OCA Comment: If the Postal Service does use these nuclear irradiatiors, people will have to ship their food, vitamins, seeds, etc. using private delivery services that don't irradiate. The proposed doses are way higher than anything approved by the FDA. Apart from the loss of quality and radiolytic products, much of the food and seeds would become completely unusable. Stay tuned.

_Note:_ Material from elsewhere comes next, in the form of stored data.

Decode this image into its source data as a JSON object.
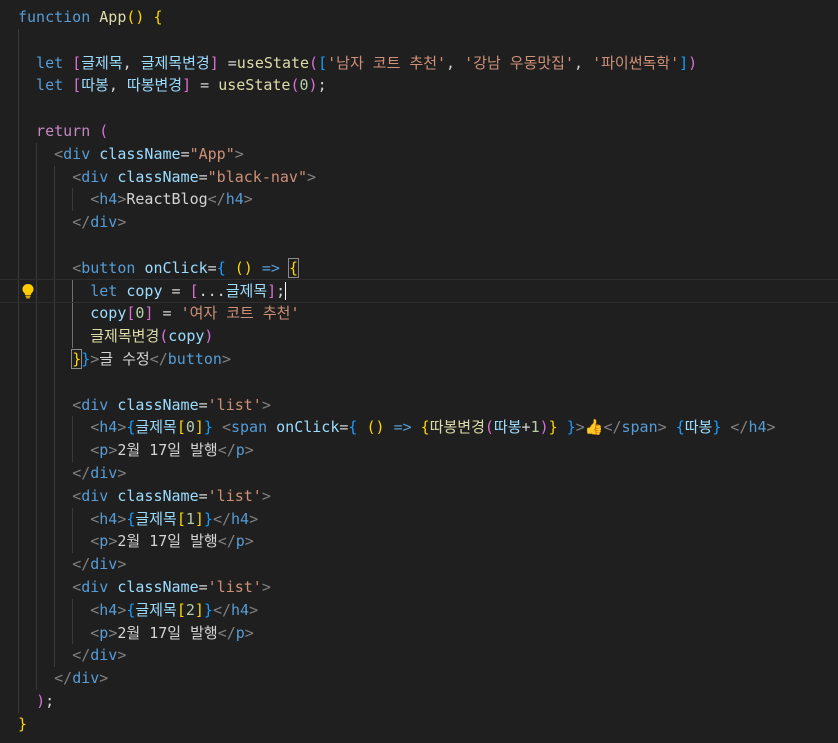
{
  "editor": {
    "language": "javascript-react",
    "cursor_line": 12,
    "lightbulb_line": 12,
    "colors": {
      "background": "#1f1f1f",
      "keyword": "#569cd6",
      "function": "#dcdcaa",
      "variable": "#9cdcfe",
      "string": "#ce9178",
      "number": "#b5cea8",
      "bracket_level1": "#ffd700",
      "bracket_level2": "#da70d6",
      "bracket_level3": "#179fff",
      "control": "#c586c0",
      "lightbulb": "#ffcc00"
    },
    "lines": [
      [
        [
          "kw",
          "function"
        ],
        [
          "txt",
          " "
        ],
        [
          "fn",
          "App"
        ],
        [
          "b1",
          "()"
        ],
        [
          "txt",
          " "
        ],
        [
          "b1",
          "{"
        ]
      ],
      [],
      [
        [
          "kw",
          "  let"
        ],
        [
          "txt",
          " "
        ],
        [
          "b2",
          "["
        ],
        [
          "var",
          "글제목"
        ],
        [
          "txt",
          ", "
        ],
        [
          "var",
          "글제목변경"
        ],
        [
          "b2",
          "]"
        ],
        [
          "txt",
          " ="
        ],
        [
          "fn",
          "useState"
        ],
        [
          "b2",
          "("
        ],
        [
          "b3",
          "["
        ],
        [
          "str",
          "'남자 코트 추천'"
        ],
        [
          "txt",
          ", "
        ],
        [
          "str",
          "'강남 우동맛집'"
        ],
        [
          "txt",
          ", "
        ],
        [
          "str",
          "'파이썬독학'"
        ],
        [
          "b3",
          "]"
        ],
        [
          "b2",
          ")"
        ]
      ],
      [
        [
          "kw",
          "  let"
        ],
        [
          "txt",
          " "
        ],
        [
          "b2",
          "["
        ],
        [
          "var",
          "따봉"
        ],
        [
          "txt",
          ", "
        ],
        [
          "var",
          "따봉변경"
        ],
        [
          "b2",
          "]"
        ],
        [
          "txt",
          " = "
        ],
        [
          "fn",
          "useState"
        ],
        [
          "b2",
          "("
        ],
        [
          "num",
          "0"
        ],
        [
          "b2",
          ")"
        ],
        [
          "txt",
          ";"
        ]
      ],
      [],
      [
        [
          "ctl",
          "  return"
        ],
        [
          "txt",
          " "
        ],
        [
          "b2",
          "("
        ]
      ],
      [
        [
          "txt",
          "    "
        ],
        [
          "tagp",
          "<"
        ],
        [
          "tag",
          "div"
        ],
        [
          "txt",
          " "
        ],
        [
          "attr",
          "className"
        ],
        [
          "txt",
          "="
        ],
        [
          "str",
          "\"App\""
        ],
        [
          "tagp",
          ">"
        ]
      ],
      [
        [
          "txt",
          "      "
        ],
        [
          "tagp",
          "<"
        ],
        [
          "tag",
          "div"
        ],
        [
          "txt",
          " "
        ],
        [
          "attr",
          "className"
        ],
        [
          "txt",
          "="
        ],
        [
          "str",
          "\"black-nav\""
        ],
        [
          "tagp",
          ">"
        ]
      ],
      [
        [
          "txt",
          "        "
        ],
        [
          "tagp",
          "<"
        ],
        [
          "tag",
          "h4"
        ],
        [
          "tagp",
          ">"
        ],
        [
          "txt",
          "ReactBlog"
        ],
        [
          "tagp",
          "</"
        ],
        [
          "tag",
          "h4"
        ],
        [
          "tagp",
          ">"
        ]
      ],
      [
        [
          "txt",
          "      "
        ],
        [
          "tagp",
          "</"
        ],
        [
          "tag",
          "div"
        ],
        [
          "tagp",
          ">"
        ]
      ],
      [],
      [
        [
          "txt",
          "      "
        ],
        [
          "tagp",
          "<"
        ],
        [
          "tag",
          "button"
        ],
        [
          "txt",
          " "
        ],
        [
          "attr",
          "onClick"
        ],
        [
          "txt",
          "="
        ],
        [
          "b3",
          "{"
        ],
        [
          "txt",
          " "
        ],
        [
          "b1",
          "()"
        ],
        [
          "txt",
          " "
        ],
        [
          "kw",
          "=>"
        ],
        [
          "txt",
          " "
        ],
        [
          "b1box",
          "{"
        ]
      ],
      [
        [
          "txt",
          "        "
        ],
        [
          "kw",
          "let"
        ],
        [
          "txt",
          " "
        ],
        [
          "var",
          "copy"
        ],
        [
          "txt",
          " = "
        ],
        [
          "b2",
          "["
        ],
        [
          "txt",
          "..."
        ],
        [
          "var",
          "글제목"
        ],
        [
          "b2",
          "]"
        ],
        [
          "txt",
          ";"
        ],
        [
          "caret",
          ""
        ]
      ],
      [
        [
          "txt",
          "        "
        ],
        [
          "var",
          "copy"
        ],
        [
          "b2",
          "["
        ],
        [
          "num",
          "0"
        ],
        [
          "b2",
          "]"
        ],
        [
          "txt",
          " = "
        ],
        [
          "str",
          "'여자 코트 추천'"
        ]
      ],
      [
        [
          "txt",
          "        "
        ],
        [
          "fn",
          "글제목변경"
        ],
        [
          "b2",
          "("
        ],
        [
          "var",
          "copy"
        ],
        [
          "b2",
          ")"
        ]
      ],
      [
        [
          "txt",
          "      "
        ],
        [
          "b1box",
          "}"
        ],
        [
          "b3",
          "}"
        ],
        [
          "tagp",
          ">"
        ],
        [
          "txt",
          "글 수정"
        ],
        [
          "tagp",
          "</"
        ],
        [
          "tag",
          "button"
        ],
        [
          "tagp",
          ">"
        ]
      ],
      [],
      [
        [
          "txt",
          "      "
        ],
        [
          "tagp",
          "<"
        ],
        [
          "tag",
          "div"
        ],
        [
          "txt",
          " "
        ],
        [
          "attr",
          "className"
        ],
        [
          "txt",
          "="
        ],
        [
          "str",
          "'list'"
        ],
        [
          "tagp",
          ">"
        ]
      ],
      [
        [
          "txt",
          "        "
        ],
        [
          "tagp",
          "<"
        ],
        [
          "tag",
          "h4"
        ],
        [
          "tagp",
          ">"
        ],
        [
          "b3",
          "{"
        ],
        [
          "var",
          "글제목"
        ],
        [
          "b1",
          "["
        ],
        [
          "num",
          "0"
        ],
        [
          "b1",
          "]"
        ],
        [
          "b3",
          "}"
        ],
        [
          "txt",
          " "
        ],
        [
          "tagp",
          "<"
        ],
        [
          "tag",
          "span"
        ],
        [
          "txt",
          " "
        ],
        [
          "attr",
          "onClick"
        ],
        [
          "txt",
          "="
        ],
        [
          "b3",
          "{"
        ],
        [
          "txt",
          " "
        ],
        [
          "b1",
          "()"
        ],
        [
          "txt",
          " "
        ],
        [
          "kw",
          "=>"
        ],
        [
          "txt",
          " "
        ],
        [
          "b1",
          "{"
        ],
        [
          "fn",
          "따봉변경"
        ],
        [
          "b2",
          "("
        ],
        [
          "var",
          "따봉"
        ],
        [
          "txt",
          "+"
        ],
        [
          "num",
          "1"
        ],
        [
          "b2",
          ")"
        ],
        [
          "b1",
          "}"
        ],
        [
          "txt",
          " "
        ],
        [
          "b3",
          "}"
        ],
        [
          "tagp",
          ">"
        ],
        [
          "emoji",
          "👍"
        ],
        [
          "tagp",
          "</"
        ],
        [
          "tag",
          "span"
        ],
        [
          "tagp",
          ">"
        ],
        [
          "txt",
          " "
        ],
        [
          "b3",
          "{"
        ],
        [
          "var",
          "따봉"
        ],
        [
          "b3",
          "}"
        ],
        [
          "txt",
          " "
        ],
        [
          "tagp",
          "</"
        ],
        [
          "tag",
          "h4"
        ],
        [
          "tagp",
          ">"
        ]
      ],
      [
        [
          "txt",
          "        "
        ],
        [
          "tagp",
          "<"
        ],
        [
          "tag",
          "p"
        ],
        [
          "tagp",
          ">"
        ],
        [
          "txt",
          "2월 17일 발행"
        ],
        [
          "tagp",
          "</"
        ],
        [
          "tag",
          "p"
        ],
        [
          "tagp",
          ">"
        ]
      ],
      [
        [
          "txt",
          "      "
        ],
        [
          "tagp",
          "</"
        ],
        [
          "tag",
          "div"
        ],
        [
          "tagp",
          ">"
        ]
      ],
      [
        [
          "txt",
          "      "
        ],
        [
          "tagp",
          "<"
        ],
        [
          "tag",
          "div"
        ],
        [
          "txt",
          " "
        ],
        [
          "attr",
          "className"
        ],
        [
          "txt",
          "="
        ],
        [
          "str",
          "'list'"
        ],
        [
          "tagp",
          ">"
        ]
      ],
      [
        [
          "txt",
          "        "
        ],
        [
          "tagp",
          "<"
        ],
        [
          "tag",
          "h4"
        ],
        [
          "tagp",
          ">"
        ],
        [
          "b3",
          "{"
        ],
        [
          "var",
          "글제목"
        ],
        [
          "b1",
          "["
        ],
        [
          "num",
          "1"
        ],
        [
          "b1",
          "]"
        ],
        [
          "b3",
          "}"
        ],
        [
          "tagp",
          "</"
        ],
        [
          "tag",
          "h4"
        ],
        [
          "tagp",
          ">"
        ]
      ],
      [
        [
          "txt",
          "        "
        ],
        [
          "tagp",
          "<"
        ],
        [
          "tag",
          "p"
        ],
        [
          "tagp",
          ">"
        ],
        [
          "txt",
          "2월 17일 발행"
        ],
        [
          "tagp",
          "</"
        ],
        [
          "tag",
          "p"
        ],
        [
          "tagp",
          ">"
        ]
      ],
      [
        [
          "txt",
          "      "
        ],
        [
          "tagp",
          "</"
        ],
        [
          "tag",
          "div"
        ],
        [
          "tagp",
          ">"
        ]
      ],
      [
        [
          "txt",
          "      "
        ],
        [
          "tagp",
          "<"
        ],
        [
          "tag",
          "div"
        ],
        [
          "txt",
          " "
        ],
        [
          "attr",
          "className"
        ],
        [
          "txt",
          "="
        ],
        [
          "str",
          "'list'"
        ],
        [
          "tagp",
          ">"
        ]
      ],
      [
        [
          "txt",
          "        "
        ],
        [
          "tagp",
          "<"
        ],
        [
          "tag",
          "h4"
        ],
        [
          "tagp",
          ">"
        ],
        [
          "b3",
          "{"
        ],
        [
          "var",
          "글제목"
        ],
        [
          "b1",
          "["
        ],
        [
          "num",
          "2"
        ],
        [
          "b1",
          "]"
        ],
        [
          "b3",
          "}"
        ],
        [
          "tagp",
          "</"
        ],
        [
          "tag",
          "h4"
        ],
        [
          "tagp",
          ">"
        ]
      ],
      [
        [
          "txt",
          "        "
        ],
        [
          "tagp",
          "<"
        ],
        [
          "tag",
          "p"
        ],
        [
          "tagp",
          ">"
        ],
        [
          "txt",
          "2월 17일 발행"
        ],
        [
          "tagp",
          "</"
        ],
        [
          "tag",
          "p"
        ],
        [
          "tagp",
          ">"
        ]
      ],
      [
        [
          "txt",
          "      "
        ],
        [
          "tagp",
          "</"
        ],
        [
          "tag",
          "div"
        ],
        [
          "tagp",
          ">"
        ]
      ],
      [
        [
          "txt",
          "    "
        ],
        [
          "tagp",
          "</"
        ],
        [
          "tag",
          "div"
        ],
        [
          "tagp",
          ">"
        ]
      ],
      [
        [
          "txt",
          "  "
        ],
        [
          "b2",
          ")"
        ],
        [
          "txt",
          ";"
        ]
      ],
      [
        [
          "b1",
          "}"
        ]
      ]
    ]
  }
}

>From journalist Bill Weinberg's "WORLD WAR III REPORT
#5. Oct. 27, 2001", avail. from billw@echonyc.com:

POSTAL SERVICE TO IRRADIATE MAIL?

Facilities used to irradiate produce and poultry are now being proposed for use by postal authorities to decontaminate anthrax-infected mail, Newsday (Long Island, NY) reported Oct. 24. But critics say up to 2.5 times the standard radiation dose would be needed to destroy anthrax spores. Staples and paper clips could become "unacceptably" radioactive, and the process may not even be effective at all. Food sent in the mail, especially meat, cheese or fruit, could turn into mush. And workers would have to be protected from lung-damaging ozone, which is released in the radiation process. "Some are embracing this as the silver bullet to deal with the anthrax problem, when it may be very harmful," said Tony Corvo of Public Citizen, which has long opposed food irradiation. Predictably, the irradiation industry says its ready to go. "We could do a million letters a day," at a cost of about 50 cents per pound, said Jim Jones, sales & marketing president for Food Technology Service Inc., of Mulberry, FLA. "Our business is killing bacteria." The plant uses Cobalt 60 to emit bacteria-killing gamma rays that can penetrate cardboard, aluminum or plastic. The process, which could require 25 kilogrades (sic) of radiation rather than the 10 kilogrades (sic) used for food, would not make the mail radioactive, Jones said. Although the Cobalt 60 and Cesium 137 used in irradiation plants are not currently recovered from nuclear waste, the industry has long plugged food irradiation as a profitable solution to the waste dilemma and a boon to continued nuclear development.